Audrey will soon be off to softball practice with only the aid of her pink and purple ankle-foot orthosis braces. How did she bypass the most severe symptoms of myelomeningocele (MMC), a central nervous system birth defect that caused her spinal cord and surrounding nerves to protrude from her back? Six years ago, Audrey had fetal surgery for spina bifida at Children’s Hospital of Philadelphia — a scar she wears proudly.
Pioneering surgeons led by N. Scott Adzick, MD, MMM, CHOP’s Surgeon-in-Chief, first performed fetal surgery to repair spina bifida in 1998 at CHOP’s Center for Fetal Diagnosis and Treatment. Since then, the Center, of which Dr. Adzick is Founder and Director, has continued to improve the technique, leading to significant advances.
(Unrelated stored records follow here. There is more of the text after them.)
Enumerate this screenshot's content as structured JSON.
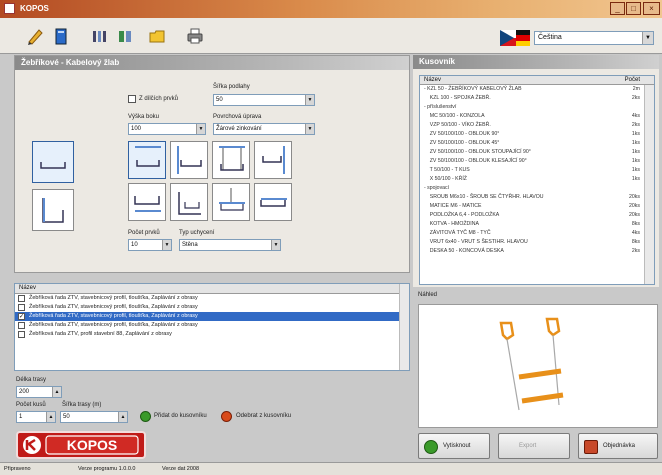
{
  "window": {
    "title": "KOPOS"
  },
  "language": {
    "selected": "Čeština"
  },
  "left_panel": {
    "title": "Žebříkové - Kabelový žlab",
    "checkbox_label": "Z dílčích prvků",
    "width_label": "Šířka podlahy",
    "width_value": "50",
    "wall_label": "Výška boku",
    "wall_value": "100",
    "sortiment_label": "Povrchová úprava",
    "sortiment_value": "Žárové zinkování",
    "anchor_label": "Počet prvků",
    "anchor_value": "10",
    "type_label": "Typ uchycení",
    "type_value": "Stěna"
  },
  "products": {
    "header": "Název",
    "rows": [
      {
        "text": "Žebříková řada ZTV, stavebnicový profil, tloušťka, Zaplávání z obrasy",
        "checked": false,
        "selected": false
      },
      {
        "text": "Žebříková řada ZTV, stavebnicový profil, tloušťka, Zaplávání z obrasy",
        "checked": false,
        "selected": false
      },
      {
        "text": "Žebříková řada ZTV, stavebnicový profil, tloušťka, Zaplávání z obrasy",
        "checked": true,
        "selected": true
      },
      {
        "text": "Žebříková řada ZTV, stavebnicový profil, tloušťka, Zaplávání z obrasy",
        "checked": false,
        "selected": false
      },
      {
        "text": "Žebříková řada ZTV, profil stavební 88, Zaplávání z obrasy",
        "checked": false,
        "selected": false
      }
    ]
  },
  "bottom_controls": {
    "height_label": "Délka trasy",
    "height_value": "200",
    "qty_label": "Počet kusů",
    "rows_label": "Šířka trasy (m)",
    "qty_value": "1",
    "rows_value": "50",
    "add_label": "Přidat do kusovníku",
    "remove_label": "Odebrat z kusovníku"
  },
  "composition": {
    "title": "Kusovník",
    "col_name": "Název",
    "col_qty": "Počet",
    "rows": [
      {
        "name": "- KZL 50 - ŽEBŘÍKOVÝ KABELOVÝ ŽLAB",
        "qty": "2m"
      },
      {
        "name": "    KZL 100 - SPOJKA ŽEBŘ.",
        "qty": "2ks"
      },
      {
        "name": "- příslušenství",
        "qty": ""
      },
      {
        "name": "    MC 50/100 - KONZOLA",
        "qty": "4ks"
      },
      {
        "name": "    VZP 50/100 - VÍKO ŽEBŘ.",
        "qty": "2ks"
      },
      {
        "name": "    ZV 50/100/100 - OBLOUK 90°",
        "qty": "1ks"
      },
      {
        "name": "    ZV 50/100/100 - OBLOUK 45°",
        "qty": "1ks"
      },
      {
        "name": "    ZV 50/100/100 - OBLOUK STOUPAJÍCÍ 90°",
        "qty": "1ks"
      },
      {
        "name": "    ZV 50/100/100 - OBLOUK KLESAJÍCÍ 90°",
        "qty": "1ks"
      },
      {
        "name": "    T 50/100 - T KUS",
        "qty": "1ks"
      },
      {
        "name": "    X 50/100 - KŘÍŽ",
        "qty": "1ks"
      },
      {
        "name": "- spojovací",
        "qty": ""
      },
      {
        "name": "    SROUB M6x10 - ŠROUB SE ČTYŘHR. HLAVOU",
        "qty": "20ks"
      },
      {
        "name": "    MATICE M6 - MATICE",
        "qty": "20ks"
      },
      {
        "name": "    PODLOŽKA 6,4 - PODLOŽKA",
        "qty": "20ks"
      },
      {
        "name": "    KOTVA - HMOŽDINA",
        "qty": "8ks"
      },
      {
        "name": "    ZÁVITOVÁ TYČ M8 - TYČ",
        "qty": "4ks"
      },
      {
        "name": "    VRUT 6x40 - VRUT S ŠESTIHR. HLAVOU",
        "qty": "8ks"
      },
      {
        "name": "    DESKA 50 - KONCOVÁ DESKA",
        "qty": "2ks"
      }
    ]
  },
  "preview": {
    "label": "Náhled"
  },
  "buttons": {
    "print": "Vytisknout",
    "export": "Export",
    "order": "Objednávka"
  },
  "logo": {
    "text": "KOPOS"
  },
  "status": {
    "left": "Připraveno",
    "mid": "Verze programu 1.0.0.0",
    "right": "Verze dat 2008"
  },
  "colors": {
    "accent": "#c01a18",
    "selection": "#316ac5",
    "titlebar": "#c05a2a",
    "add": "#3a9a2a",
    "remove": "#d84a1a"
  }
}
Results from the “MOMS2: Follow-up of the Management of Myelomeningocele Study,” recently published in Pediatrics, show significant physical and emotional benefits in school-age children who received corrective surgery in the womb for MMC, the most severe form of spina bifida.
“Caregivers should take these findings into account when counseling expectant mothers to ensure that families considering prenatal surgery for their fetus understand the potential risks and benefits,” said Dr. Adzick, coauthor of the study and professor of surgery at the Perelman School of Medicine at the University of Pennsylvania.